La retraite pour invalidité est-elle imposable ?
La pension d’invalidité versée par la sécurité sociale est en principe imposable à l’impôt sur le revenu comme un revenu de remplacement classique. Cette imposition n’a aucun lien avec l’exonération applicable aux gains d’un rachat d’assurance vie, qui dépend du classement en 2e ou 3e catégorie et non du régime fiscal de la pension elle-même.
Quelle est la réduction d’impôt pour une assurance vie handicap ?
Le contrat épargne handicap, distinct du dispositif d’exonération pour accident de la vie, ouvre droit à une réduction d’impôt sur les primes versées par une personne en situation de handicap, sous conditions de durée du contrat et de taux d’invalidité reconnu. Il s’agit d’un avantage à l’entrée, sur les versements, et non sur les gains rachetés.
Comment ne pas payer d’impôt sur une assurance vie ?

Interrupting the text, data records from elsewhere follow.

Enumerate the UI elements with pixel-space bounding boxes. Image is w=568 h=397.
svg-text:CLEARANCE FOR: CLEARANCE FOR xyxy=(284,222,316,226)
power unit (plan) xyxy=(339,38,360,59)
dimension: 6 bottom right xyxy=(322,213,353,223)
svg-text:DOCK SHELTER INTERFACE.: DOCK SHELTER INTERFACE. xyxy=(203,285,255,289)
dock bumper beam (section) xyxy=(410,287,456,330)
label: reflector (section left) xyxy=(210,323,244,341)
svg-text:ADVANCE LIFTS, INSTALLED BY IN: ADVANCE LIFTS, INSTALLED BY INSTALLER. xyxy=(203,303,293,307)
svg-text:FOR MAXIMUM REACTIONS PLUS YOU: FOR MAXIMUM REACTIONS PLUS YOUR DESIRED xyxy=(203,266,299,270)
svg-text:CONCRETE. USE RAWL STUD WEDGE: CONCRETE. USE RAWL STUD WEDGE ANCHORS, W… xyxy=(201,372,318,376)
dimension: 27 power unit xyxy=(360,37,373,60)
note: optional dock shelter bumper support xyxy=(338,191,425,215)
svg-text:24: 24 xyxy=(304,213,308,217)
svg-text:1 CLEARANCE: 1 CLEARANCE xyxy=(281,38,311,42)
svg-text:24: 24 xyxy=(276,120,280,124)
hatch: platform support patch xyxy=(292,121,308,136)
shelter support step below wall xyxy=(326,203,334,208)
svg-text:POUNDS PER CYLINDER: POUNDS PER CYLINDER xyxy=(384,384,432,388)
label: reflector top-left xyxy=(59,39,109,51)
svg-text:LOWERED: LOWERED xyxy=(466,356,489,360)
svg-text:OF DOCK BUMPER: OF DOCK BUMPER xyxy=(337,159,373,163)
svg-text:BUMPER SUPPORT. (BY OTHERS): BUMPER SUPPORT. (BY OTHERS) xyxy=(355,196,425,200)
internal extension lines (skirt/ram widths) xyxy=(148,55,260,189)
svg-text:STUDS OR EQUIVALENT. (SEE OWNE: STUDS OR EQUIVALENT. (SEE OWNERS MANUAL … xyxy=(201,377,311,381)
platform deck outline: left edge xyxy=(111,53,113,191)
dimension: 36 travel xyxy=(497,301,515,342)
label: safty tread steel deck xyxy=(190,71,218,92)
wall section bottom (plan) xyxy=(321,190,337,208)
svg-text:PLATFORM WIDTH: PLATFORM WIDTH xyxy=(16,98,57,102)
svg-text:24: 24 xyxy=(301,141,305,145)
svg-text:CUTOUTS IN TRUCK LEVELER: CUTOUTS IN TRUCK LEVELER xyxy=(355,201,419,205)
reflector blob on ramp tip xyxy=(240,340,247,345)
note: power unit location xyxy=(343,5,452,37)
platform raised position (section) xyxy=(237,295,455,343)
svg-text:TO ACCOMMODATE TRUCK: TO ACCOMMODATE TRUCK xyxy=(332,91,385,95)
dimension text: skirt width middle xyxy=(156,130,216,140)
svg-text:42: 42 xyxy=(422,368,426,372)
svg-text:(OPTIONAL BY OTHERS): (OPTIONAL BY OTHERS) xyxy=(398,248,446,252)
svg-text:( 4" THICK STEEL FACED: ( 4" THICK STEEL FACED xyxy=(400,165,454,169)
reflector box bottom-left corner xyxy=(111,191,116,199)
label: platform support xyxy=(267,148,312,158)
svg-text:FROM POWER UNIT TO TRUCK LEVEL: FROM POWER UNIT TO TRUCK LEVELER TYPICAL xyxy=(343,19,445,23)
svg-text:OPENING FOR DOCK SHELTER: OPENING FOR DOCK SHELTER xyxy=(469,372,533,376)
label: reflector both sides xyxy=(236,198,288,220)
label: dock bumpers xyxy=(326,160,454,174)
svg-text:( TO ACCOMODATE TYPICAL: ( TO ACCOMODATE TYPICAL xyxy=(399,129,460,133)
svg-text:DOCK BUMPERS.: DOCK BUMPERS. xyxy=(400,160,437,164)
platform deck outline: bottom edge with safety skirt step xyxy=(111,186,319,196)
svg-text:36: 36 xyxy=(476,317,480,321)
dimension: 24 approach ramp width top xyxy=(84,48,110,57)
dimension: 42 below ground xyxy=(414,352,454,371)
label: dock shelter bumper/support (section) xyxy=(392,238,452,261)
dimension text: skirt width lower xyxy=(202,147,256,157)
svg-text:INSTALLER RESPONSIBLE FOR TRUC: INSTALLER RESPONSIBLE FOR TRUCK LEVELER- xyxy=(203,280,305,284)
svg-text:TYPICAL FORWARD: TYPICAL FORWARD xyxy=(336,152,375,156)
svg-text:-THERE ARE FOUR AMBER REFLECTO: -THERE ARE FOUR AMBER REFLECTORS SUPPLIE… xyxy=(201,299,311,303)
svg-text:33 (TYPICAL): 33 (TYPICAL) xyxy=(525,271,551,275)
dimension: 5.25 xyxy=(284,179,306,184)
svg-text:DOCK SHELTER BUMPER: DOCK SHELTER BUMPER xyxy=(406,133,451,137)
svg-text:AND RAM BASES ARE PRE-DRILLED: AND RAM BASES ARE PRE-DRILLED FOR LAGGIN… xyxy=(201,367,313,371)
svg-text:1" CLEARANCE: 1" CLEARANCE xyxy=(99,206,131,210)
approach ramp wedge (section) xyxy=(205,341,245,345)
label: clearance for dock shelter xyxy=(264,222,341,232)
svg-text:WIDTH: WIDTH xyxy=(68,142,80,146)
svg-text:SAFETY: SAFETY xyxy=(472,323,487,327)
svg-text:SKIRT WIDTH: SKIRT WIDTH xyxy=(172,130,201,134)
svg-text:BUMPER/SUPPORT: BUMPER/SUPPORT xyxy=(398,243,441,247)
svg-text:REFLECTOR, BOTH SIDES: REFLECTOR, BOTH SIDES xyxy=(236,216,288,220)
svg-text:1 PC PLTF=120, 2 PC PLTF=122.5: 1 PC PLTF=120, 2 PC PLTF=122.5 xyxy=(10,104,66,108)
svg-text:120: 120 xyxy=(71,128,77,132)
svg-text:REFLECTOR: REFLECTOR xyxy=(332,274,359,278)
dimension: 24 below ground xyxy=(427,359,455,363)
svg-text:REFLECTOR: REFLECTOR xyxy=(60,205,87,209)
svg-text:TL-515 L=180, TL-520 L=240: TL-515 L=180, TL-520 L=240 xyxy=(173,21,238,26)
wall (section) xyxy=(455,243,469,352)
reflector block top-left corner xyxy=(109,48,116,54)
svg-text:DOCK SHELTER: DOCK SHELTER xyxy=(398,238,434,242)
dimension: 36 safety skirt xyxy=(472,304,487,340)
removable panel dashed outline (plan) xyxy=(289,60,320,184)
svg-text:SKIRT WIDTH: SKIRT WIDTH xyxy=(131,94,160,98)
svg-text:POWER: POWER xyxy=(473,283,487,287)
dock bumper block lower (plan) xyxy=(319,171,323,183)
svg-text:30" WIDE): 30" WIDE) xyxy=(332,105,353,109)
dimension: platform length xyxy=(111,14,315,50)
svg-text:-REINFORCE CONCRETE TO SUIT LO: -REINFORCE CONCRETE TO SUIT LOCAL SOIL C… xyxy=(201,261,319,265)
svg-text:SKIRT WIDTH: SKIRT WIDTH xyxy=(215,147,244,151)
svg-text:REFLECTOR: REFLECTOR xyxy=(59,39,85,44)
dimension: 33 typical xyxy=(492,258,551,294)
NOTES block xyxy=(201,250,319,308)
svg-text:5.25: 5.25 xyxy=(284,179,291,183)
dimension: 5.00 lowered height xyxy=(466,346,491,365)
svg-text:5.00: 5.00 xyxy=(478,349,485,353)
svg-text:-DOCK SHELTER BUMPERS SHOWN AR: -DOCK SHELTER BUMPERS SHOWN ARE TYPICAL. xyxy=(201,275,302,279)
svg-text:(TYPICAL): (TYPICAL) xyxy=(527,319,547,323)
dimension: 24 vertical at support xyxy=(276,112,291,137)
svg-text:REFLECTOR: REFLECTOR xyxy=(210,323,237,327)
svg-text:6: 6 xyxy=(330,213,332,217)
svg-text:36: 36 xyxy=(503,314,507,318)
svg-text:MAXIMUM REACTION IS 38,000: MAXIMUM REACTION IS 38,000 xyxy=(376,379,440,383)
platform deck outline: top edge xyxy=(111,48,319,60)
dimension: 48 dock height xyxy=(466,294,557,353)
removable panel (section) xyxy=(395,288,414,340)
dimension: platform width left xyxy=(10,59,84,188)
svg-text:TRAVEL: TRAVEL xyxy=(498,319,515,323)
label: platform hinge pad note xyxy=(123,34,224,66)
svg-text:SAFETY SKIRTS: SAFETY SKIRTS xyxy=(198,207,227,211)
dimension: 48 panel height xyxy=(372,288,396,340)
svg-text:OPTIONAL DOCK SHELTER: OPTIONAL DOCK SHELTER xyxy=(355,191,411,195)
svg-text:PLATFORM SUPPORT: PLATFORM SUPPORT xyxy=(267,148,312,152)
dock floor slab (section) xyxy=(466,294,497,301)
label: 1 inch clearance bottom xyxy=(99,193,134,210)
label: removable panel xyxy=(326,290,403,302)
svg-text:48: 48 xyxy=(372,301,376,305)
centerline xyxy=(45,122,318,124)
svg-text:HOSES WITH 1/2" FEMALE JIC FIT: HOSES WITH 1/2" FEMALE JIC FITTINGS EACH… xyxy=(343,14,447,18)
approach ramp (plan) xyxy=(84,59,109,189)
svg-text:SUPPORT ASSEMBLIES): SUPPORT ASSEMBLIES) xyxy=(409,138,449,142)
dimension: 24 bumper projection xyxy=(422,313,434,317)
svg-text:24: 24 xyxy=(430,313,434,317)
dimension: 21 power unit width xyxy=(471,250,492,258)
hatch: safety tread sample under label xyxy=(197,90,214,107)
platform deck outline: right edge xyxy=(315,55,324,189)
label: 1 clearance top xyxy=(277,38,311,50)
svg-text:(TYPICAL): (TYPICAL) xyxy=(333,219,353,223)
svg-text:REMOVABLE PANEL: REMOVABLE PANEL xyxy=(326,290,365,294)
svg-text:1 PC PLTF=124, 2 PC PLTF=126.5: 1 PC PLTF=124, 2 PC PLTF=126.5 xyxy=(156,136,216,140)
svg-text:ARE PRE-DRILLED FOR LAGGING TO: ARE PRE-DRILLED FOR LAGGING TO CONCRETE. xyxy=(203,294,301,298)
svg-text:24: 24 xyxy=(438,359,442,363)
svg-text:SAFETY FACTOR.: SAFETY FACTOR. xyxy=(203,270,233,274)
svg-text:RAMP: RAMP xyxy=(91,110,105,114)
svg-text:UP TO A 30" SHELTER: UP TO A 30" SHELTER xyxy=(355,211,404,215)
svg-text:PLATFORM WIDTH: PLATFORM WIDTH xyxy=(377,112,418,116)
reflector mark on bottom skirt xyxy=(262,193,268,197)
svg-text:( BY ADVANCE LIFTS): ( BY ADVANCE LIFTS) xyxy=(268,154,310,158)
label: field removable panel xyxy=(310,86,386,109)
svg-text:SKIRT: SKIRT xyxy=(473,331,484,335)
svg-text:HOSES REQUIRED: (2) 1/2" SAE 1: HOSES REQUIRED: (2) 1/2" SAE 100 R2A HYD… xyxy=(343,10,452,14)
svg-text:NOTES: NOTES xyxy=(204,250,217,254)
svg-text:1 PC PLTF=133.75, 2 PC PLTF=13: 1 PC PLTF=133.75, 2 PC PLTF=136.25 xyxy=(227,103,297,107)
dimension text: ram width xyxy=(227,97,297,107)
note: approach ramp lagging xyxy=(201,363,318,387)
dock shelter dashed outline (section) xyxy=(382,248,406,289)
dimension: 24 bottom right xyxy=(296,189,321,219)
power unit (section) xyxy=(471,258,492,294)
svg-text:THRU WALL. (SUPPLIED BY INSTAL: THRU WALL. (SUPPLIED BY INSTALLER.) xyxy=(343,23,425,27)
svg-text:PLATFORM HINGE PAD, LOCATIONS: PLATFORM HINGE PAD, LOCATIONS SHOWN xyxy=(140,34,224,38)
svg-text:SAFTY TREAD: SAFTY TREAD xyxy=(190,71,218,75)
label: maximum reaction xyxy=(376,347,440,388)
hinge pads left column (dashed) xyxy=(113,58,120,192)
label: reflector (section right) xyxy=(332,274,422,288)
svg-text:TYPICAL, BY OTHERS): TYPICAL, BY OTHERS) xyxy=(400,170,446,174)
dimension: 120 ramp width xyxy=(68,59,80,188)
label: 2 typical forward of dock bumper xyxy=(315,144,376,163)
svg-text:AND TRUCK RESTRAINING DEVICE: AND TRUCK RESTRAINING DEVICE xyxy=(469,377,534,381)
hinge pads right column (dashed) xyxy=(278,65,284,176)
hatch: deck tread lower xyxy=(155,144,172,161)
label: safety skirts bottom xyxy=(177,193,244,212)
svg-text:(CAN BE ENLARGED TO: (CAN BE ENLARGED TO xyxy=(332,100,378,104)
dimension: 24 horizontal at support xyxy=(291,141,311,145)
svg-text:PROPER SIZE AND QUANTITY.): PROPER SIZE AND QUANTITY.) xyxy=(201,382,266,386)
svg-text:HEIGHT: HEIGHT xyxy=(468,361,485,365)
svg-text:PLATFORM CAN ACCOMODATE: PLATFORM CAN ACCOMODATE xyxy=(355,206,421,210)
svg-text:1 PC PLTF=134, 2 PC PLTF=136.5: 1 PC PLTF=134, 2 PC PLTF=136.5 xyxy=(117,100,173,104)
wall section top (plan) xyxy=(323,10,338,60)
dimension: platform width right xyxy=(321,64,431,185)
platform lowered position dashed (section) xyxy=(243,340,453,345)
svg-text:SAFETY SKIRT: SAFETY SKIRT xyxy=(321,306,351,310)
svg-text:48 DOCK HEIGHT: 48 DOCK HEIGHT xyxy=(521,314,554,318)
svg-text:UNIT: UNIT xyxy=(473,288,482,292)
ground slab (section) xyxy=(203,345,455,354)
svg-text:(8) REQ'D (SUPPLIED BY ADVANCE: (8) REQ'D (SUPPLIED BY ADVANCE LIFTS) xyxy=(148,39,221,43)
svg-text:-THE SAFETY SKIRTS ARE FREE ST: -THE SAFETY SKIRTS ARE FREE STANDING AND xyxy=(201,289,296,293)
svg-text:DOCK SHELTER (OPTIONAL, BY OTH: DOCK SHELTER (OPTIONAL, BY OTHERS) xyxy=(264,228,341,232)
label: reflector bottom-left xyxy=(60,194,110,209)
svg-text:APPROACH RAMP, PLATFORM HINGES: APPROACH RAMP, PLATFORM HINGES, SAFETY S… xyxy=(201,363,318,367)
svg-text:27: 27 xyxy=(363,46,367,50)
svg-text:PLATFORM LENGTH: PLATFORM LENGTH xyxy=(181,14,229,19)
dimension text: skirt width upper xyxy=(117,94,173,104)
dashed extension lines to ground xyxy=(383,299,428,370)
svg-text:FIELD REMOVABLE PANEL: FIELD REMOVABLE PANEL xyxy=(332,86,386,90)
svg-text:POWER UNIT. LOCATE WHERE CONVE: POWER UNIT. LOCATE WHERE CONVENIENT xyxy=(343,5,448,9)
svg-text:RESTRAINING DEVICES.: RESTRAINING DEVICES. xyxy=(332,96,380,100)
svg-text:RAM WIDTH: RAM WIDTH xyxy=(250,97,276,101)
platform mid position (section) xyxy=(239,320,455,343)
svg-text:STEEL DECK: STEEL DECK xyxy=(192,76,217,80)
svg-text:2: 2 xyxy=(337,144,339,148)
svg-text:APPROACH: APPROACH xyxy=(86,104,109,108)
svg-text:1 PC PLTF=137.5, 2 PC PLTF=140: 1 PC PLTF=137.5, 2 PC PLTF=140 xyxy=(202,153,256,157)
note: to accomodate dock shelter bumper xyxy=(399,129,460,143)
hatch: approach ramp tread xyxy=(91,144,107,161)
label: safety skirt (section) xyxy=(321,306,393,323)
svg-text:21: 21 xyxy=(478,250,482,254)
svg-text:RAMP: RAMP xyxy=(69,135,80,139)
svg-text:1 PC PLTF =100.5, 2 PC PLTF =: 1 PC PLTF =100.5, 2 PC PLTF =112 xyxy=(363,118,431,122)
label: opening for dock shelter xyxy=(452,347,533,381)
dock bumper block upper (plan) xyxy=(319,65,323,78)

Plusieurs leviers existent : attendre 8 ans pour bénéficier des taux réduits et de l’abattement annuel (4 600 € ou 9 200 €), échelonner les rachats, ou invoquer un licenciement, une retraite anticipée ou une invalidité de 2e ou 3e catégorie, qui exonèrent totalement les gains d’impôt sur le revenu, sans dispenser toutefois des prélèvements sociaux dans la majorité des cas.
Ces trois cas d’exonération, précis et encadrés par un délai strict, représentent un vrai levier fiscal pour qui traverse un accident de la vie, à condition de respecter scrupuleusement les justificatifs demandés et de ne jamais perdre de vue que les prélèvements sociaux, eux, échappent le plus souvent à cet avantage.